Elisabetta Di Maggio è nata nel 1964 a Milano, ma negli ultimi vent’anni è vissuta, ha studiato ed ha operato a Venezia. Completa in Laguna la sua prima formazione artistica con il Diploma dell’Accademia delle Belle Arti nel 1989, e successivamente torna in Lombardia per approfondire lo studio delle arti visive nell’ambito del Corso Superiore della Fondazione A. Ratti di Como, ultimato alla fine degli anni Novanta.
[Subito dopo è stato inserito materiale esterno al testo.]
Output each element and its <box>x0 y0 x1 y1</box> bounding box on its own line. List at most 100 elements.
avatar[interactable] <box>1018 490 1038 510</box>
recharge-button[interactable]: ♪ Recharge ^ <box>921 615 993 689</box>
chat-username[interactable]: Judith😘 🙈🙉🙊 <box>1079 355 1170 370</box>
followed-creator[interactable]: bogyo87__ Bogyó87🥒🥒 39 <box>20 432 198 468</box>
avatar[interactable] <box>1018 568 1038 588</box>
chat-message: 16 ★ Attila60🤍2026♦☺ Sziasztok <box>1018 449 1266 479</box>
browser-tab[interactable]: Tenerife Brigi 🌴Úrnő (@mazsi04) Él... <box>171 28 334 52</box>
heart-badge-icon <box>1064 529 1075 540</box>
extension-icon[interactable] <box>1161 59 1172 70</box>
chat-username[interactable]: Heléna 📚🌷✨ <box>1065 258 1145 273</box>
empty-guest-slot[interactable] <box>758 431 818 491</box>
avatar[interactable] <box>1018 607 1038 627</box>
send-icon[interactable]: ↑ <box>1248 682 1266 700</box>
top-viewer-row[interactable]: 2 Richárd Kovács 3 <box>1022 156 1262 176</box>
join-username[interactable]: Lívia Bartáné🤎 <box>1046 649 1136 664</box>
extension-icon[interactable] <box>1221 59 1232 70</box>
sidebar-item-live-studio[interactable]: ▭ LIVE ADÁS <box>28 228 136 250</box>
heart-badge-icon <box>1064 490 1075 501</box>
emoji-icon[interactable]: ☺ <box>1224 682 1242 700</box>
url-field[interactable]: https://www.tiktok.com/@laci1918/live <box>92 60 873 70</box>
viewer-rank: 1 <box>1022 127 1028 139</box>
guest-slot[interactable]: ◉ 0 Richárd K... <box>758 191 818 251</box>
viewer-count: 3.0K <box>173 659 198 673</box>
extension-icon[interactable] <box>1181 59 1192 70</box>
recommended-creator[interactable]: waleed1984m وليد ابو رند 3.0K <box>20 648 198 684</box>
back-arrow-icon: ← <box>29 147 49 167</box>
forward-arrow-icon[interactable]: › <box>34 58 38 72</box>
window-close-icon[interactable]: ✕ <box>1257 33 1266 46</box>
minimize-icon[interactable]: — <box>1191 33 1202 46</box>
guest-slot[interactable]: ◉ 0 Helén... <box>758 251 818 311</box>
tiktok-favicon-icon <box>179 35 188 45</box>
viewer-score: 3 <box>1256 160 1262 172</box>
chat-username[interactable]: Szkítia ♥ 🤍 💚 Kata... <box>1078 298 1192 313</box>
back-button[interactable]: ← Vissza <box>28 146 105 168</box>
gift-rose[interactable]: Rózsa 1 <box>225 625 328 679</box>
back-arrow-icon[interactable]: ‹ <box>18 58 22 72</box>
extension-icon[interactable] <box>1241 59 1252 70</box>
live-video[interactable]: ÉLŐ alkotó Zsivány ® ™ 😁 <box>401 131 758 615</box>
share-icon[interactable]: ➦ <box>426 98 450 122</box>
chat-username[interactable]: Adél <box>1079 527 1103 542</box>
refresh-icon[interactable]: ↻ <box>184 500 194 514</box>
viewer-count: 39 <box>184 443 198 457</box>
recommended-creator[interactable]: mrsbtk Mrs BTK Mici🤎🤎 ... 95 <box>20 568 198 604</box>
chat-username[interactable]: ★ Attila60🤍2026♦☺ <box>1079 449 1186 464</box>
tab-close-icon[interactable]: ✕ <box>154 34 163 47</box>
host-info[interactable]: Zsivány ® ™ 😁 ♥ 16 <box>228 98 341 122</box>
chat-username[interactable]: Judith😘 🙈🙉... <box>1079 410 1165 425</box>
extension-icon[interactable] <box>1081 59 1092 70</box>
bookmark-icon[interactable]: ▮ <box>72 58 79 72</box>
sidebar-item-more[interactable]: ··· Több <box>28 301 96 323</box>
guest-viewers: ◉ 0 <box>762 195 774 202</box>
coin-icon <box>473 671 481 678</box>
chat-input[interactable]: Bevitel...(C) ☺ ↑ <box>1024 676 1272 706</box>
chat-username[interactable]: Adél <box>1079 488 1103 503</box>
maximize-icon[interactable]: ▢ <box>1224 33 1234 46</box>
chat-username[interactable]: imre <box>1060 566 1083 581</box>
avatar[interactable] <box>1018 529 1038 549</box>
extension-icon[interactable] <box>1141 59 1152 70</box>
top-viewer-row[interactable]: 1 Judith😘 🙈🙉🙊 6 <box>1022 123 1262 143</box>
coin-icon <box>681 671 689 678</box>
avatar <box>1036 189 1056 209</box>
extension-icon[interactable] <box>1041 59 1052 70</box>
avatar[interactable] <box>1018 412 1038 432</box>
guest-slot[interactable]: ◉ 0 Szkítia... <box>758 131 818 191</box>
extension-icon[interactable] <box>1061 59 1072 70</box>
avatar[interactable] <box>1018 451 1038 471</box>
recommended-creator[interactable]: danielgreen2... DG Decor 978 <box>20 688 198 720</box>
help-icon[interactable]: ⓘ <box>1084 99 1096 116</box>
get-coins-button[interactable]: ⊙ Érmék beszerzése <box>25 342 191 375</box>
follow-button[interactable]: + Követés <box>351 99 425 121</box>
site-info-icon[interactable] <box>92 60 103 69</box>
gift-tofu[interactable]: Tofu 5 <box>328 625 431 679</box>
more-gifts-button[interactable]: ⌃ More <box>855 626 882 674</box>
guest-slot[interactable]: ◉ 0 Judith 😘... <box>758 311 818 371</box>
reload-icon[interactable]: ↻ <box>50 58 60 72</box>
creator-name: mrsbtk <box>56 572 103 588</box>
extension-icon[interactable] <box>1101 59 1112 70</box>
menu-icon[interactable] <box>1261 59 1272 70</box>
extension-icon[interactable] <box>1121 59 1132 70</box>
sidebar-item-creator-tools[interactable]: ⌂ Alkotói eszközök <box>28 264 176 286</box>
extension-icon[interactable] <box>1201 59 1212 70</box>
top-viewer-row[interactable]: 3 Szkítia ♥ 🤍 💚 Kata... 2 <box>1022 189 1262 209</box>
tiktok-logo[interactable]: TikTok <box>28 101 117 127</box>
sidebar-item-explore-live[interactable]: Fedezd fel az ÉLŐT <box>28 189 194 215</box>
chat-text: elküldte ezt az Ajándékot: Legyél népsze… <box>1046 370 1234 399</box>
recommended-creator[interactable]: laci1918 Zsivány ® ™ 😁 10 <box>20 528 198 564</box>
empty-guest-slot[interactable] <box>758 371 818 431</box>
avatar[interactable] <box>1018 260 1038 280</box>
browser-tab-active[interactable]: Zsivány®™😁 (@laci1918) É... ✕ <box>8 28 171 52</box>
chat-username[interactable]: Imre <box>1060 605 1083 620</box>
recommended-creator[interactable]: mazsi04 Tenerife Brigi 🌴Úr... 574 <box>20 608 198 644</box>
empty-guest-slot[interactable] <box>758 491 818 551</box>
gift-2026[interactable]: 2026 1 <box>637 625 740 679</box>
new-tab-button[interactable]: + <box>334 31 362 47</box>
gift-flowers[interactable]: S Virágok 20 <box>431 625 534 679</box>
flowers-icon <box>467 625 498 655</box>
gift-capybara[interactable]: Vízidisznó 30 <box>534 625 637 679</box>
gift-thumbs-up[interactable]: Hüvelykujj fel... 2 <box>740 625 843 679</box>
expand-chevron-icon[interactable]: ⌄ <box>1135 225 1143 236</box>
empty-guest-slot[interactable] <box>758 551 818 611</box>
La poetica di Elisabetta Di Maggio a quest’altezza è già matura e si traduce in una serie di opere che le valgono nel 2000 la segnalazione al Premio Querini Furla, della Fondazione Querini Stampalia di Venezia e nel 2001 è nella selezione italiana per l’International Studio Program P.S. 1 di New York, dove l’anno successivo ottiene una borsa di studio della Civitella Ranieri Foundation.

Per le sue sculture la Di Maggio predilige materiali apparentemente umili e quasi poveri, ma che pazientemente e finemente cesellati sono in grado di riprendere vita sotto altre forme e dare respiro alle istanze dell’artista: il sapone, elemento semplice che si plasma nella ritualità quotidiana, e poi la carta velina che nelle sue mani diventa materia per lussuosi merletti e giochi di luce-ombra, e ancora i pezzi di intonaco intagliati chirurgicamente con bisturi e pazienza, facendo del tempo contemporaneamente lo strumento e l’oggetto della propria poetica.

Dagli anni Novanta si moltiplicano le mostre personali della Di Maggio, in Italia e all’estero: nel 1998 è a Padova, nel 1999 a Venezia, nel 2001 a Madrid e nel 2004 a Verona dove espone ‘La Parete’, una delle sue realizzazioni più rappresentative. Roma, Milano, Torino e Tokio sono le città che più di recente hanno ospitato le sue esposizioni.